W I L L ' S

E X P E R I M E N T A L

P A G E

   




THINGS I'VE LEARNED FROM BAZOOKA JOE COMICS:

  * BEWARE OF FALLING OBJECTS--LIKE YOUR GRADES.

  * DON'T CARRY GRUDGES--THEY CAN WEIGH YOU DOWN.

  * TODAY IS TOMORROW'S YESTERDAY.

  * IT'S TIME TO MAKE AN IMPORTANT CHANGE.
    START WITH YOUR SOCKS.

  * PLAN TO GO TO COLLEGE; IT'S A KNOW-KNOW.

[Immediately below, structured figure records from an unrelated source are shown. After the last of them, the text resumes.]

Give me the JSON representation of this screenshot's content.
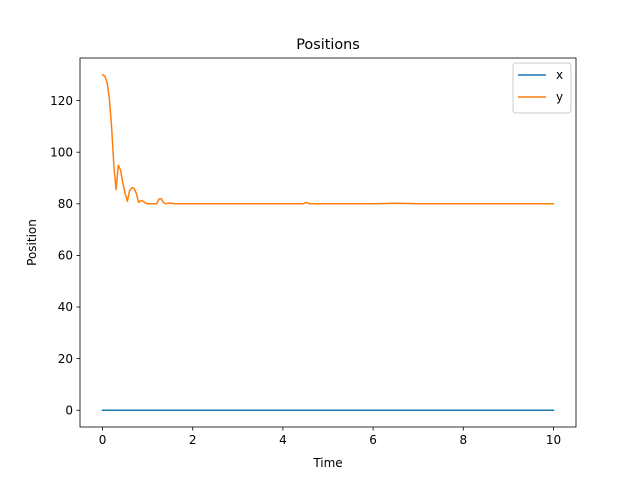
{
  "chart_data": {
    "type": "line",
    "title": "Positions",
    "xlabel": "Time",
    "ylabel": "Position",
    "xlim": [
      -0.5,
      10.5
    ],
    "ylim": [
      -6.5,
      136.5
    ],
    "xticks": [
      0,
      2,
      4,
      6,
      8,
      10
    ],
    "yticks": [
      0,
      20,
      40,
      60,
      80,
      100,
      120
    ],
    "grid": false,
    "legend_position": "top-right",
    "series": [
      {
        "name": "x",
        "color": "#1f77b4",
        "x": [
          0,
          10
        ],
        "values": [
          0,
          0
        ]
      },
      {
        "name": "y",
        "color": "#ff7f0e",
        "x": [
          0,
          0.05,
          0.1,
          0.15,
          0.2,
          0.25,
          0.3,
          0.35,
          0.4,
          0.45,
          0.5,
          0.55,
          0.6,
          0.65,
          0.7,
          0.75,
          0.8,
          0.85,
          0.9,
          0.95,
          1.0,
          1.1,
          1.2,
          1.25,
          1.3,
          1.35,
          1.4,
          1.5,
          1.55,
          1.6,
          1.7,
          2.0,
          3.0,
          4.0,
          4.45,
          4.5,
          4.55,
          4.6,
          5.0,
          6.0,
          6.5,
          7.0,
          8.0,
          9.0,
          10.0
        ],
        "values": [
          130,
          129.5,
          127,
          121,
          110,
          95,
          85.5,
          95,
          93,
          88,
          84,
          81,
          85,
          86.3,
          86,
          84,
          80.5,
          81.3,
          81,
          80.3,
          80,
          80,
          80,
          81.8,
          82,
          80.5,
          80,
          80.3,
          80.1,
          80,
          80,
          80,
          80,
          80,
          80,
          80.5,
          80.3,
          80,
          80,
          80,
          80.2,
          80,
          80,
          80,
          80
        ]
      }
    ]
  }
}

  * BAD LUCK BEGINS WHEN YOU SIT IN QUICKSAND.

  * BIG SHOTS ARE OFTEN LOW CALIBRE.

  * START A BAKERY IF YOU CAN RAISE THE DOUGH.

  * IF YOU TAKE COURSES AT MOUNTAIN-TOP SCHOOLS,
    YOUR GRADES WILL ALWAYS BE ABOVE C-LEVEL.

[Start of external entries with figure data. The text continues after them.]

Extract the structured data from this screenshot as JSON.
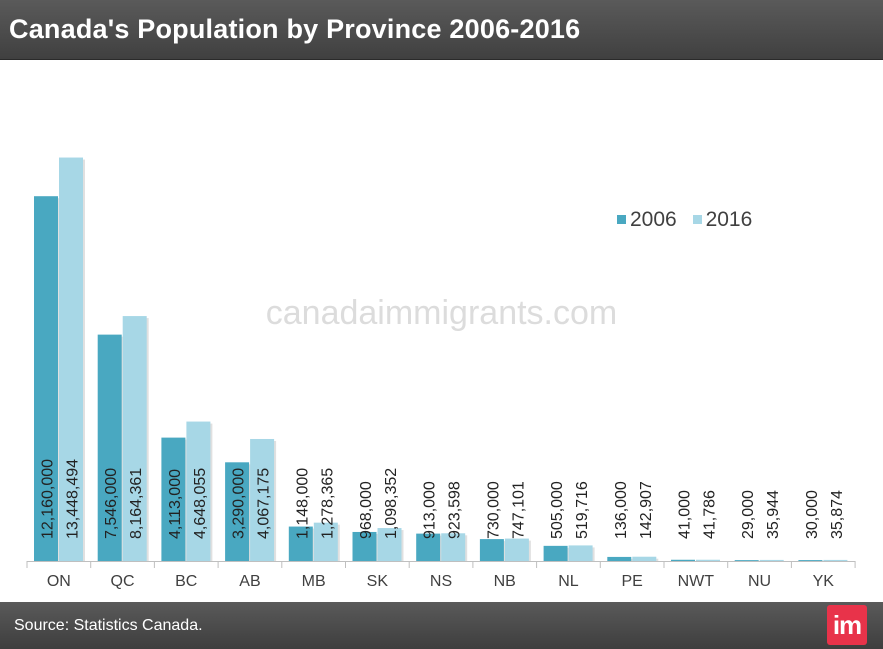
{
  "header": {
    "title": "Canada's Population by Province 2006-2016"
  },
  "watermark": "canadaimmigrants.com",
  "footer": {
    "source": "Source: Statistics Canada.",
    "logo_text": "im"
  },
  "colors": {
    "series_2006": "#49a8c1",
    "series_2016": "#a7d7e6",
    "axis": "#bfbfbf"
  },
  "chart_data": {
    "type": "bar",
    "categories": [
      "ON",
      "QC",
      "BC",
      "AB",
      "MB",
      "SK",
      "NS",
      "NB",
      "NL",
      "PE",
      "NWT",
      "NU",
      "YK"
    ],
    "series": [
      {
        "name": "2006",
        "values": [
          12160000,
          7546000,
          4113000,
          3290000,
          1148000,
          968000,
          913000,
          730000,
          505000,
          136000,
          41000,
          29000,
          30000
        ],
        "labels": [
          "12,160,000",
          "7,546,000",
          "4,113,000",
          "3,290,000",
          "1,148,000",
          "968,000",
          "913,000",
          "730,000",
          "505,000",
          "136,000",
          "41,000",
          "29,000",
          "30,000"
        ]
      },
      {
        "name": "2016",
        "values": [
          13448494,
          8164361,
          4648055,
          4067175,
          1278365,
          1098352,
          923598,
          747101,
          519716,
          142907,
          41786,
          35944,
          35874
        ],
        "labels": [
          "13,448,494",
          "8,164,361",
          "4,648,055",
          "4,067,175",
          "1,278,365",
          "1,098,352",
          "923,598",
          "747,101",
          "519,716",
          "142,907",
          "41,786",
          "35,944",
          "35,874"
        ]
      }
    ],
    "ylim": [
      0,
      15000000
    ],
    "grid": false,
    "legend_position": "top-right",
    "data_labels": "vertical"
  }
}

  * HE WHO LAUGHS LAST OBVIOUSLY DIDN'T GET THE JOKE.

  * IF AT FIRST YOU DON'T SUCCEED, YOU'RE DOING IT WRONG.

  * PATIENCE IS A VIRTUE. SEERSUCKER IS A FABRIC.

  * IF YOUR MOM SAYS NO, THERE'S ALWAYS DAD.

  * WHOEVER SAID "WORDS CANNOT HURT ME"
    NEVER GOT HIT IN THE HEAD WITH A DICTIONARY!

  * SOMEDAY YOU WILL BE MISS AMERICA.
    A GOOD FORTUNE IF YOU'RE A GIRL.
    A BAD ONE IF YOU'RE A GUY.

  * FIND YOURSELF. PLAY HIDE-AND-GO-SEEK ALONE.

  * MONEY IS THE ROOT OF ALL EVIL.
    WHO WANTS TO BE GOOD ANYWAY?

  * YOU CAN COUNT ON OTHERS,
    BUT IT'S BETTER TO USE YOUR OWN FINGERS AND TOES.

  * ROW, ROW, ROW YOUR BOAT--
    OR, BUY AN OUTBOARD MOTOR.

  * HE WHO EATS ICE CREAM IN A CAR IS A SUNDAE DRIVER.

  * YOUR HOMEWORK IS LIKE A JUICY STEAK--RARELY DONE!

  * DON'T FISH FOR COMPLIMENTS.
    PEOPLE MIGHT THINK YOU'RE SHELLFISH.

  * BE YOURSELF. IT'S WHO YOU DO BEST.

  * LIFE IS LIKE FILM--
    IT WILL ONLY DEVELOP IF YOU TAKE YOUR BEST SHOT.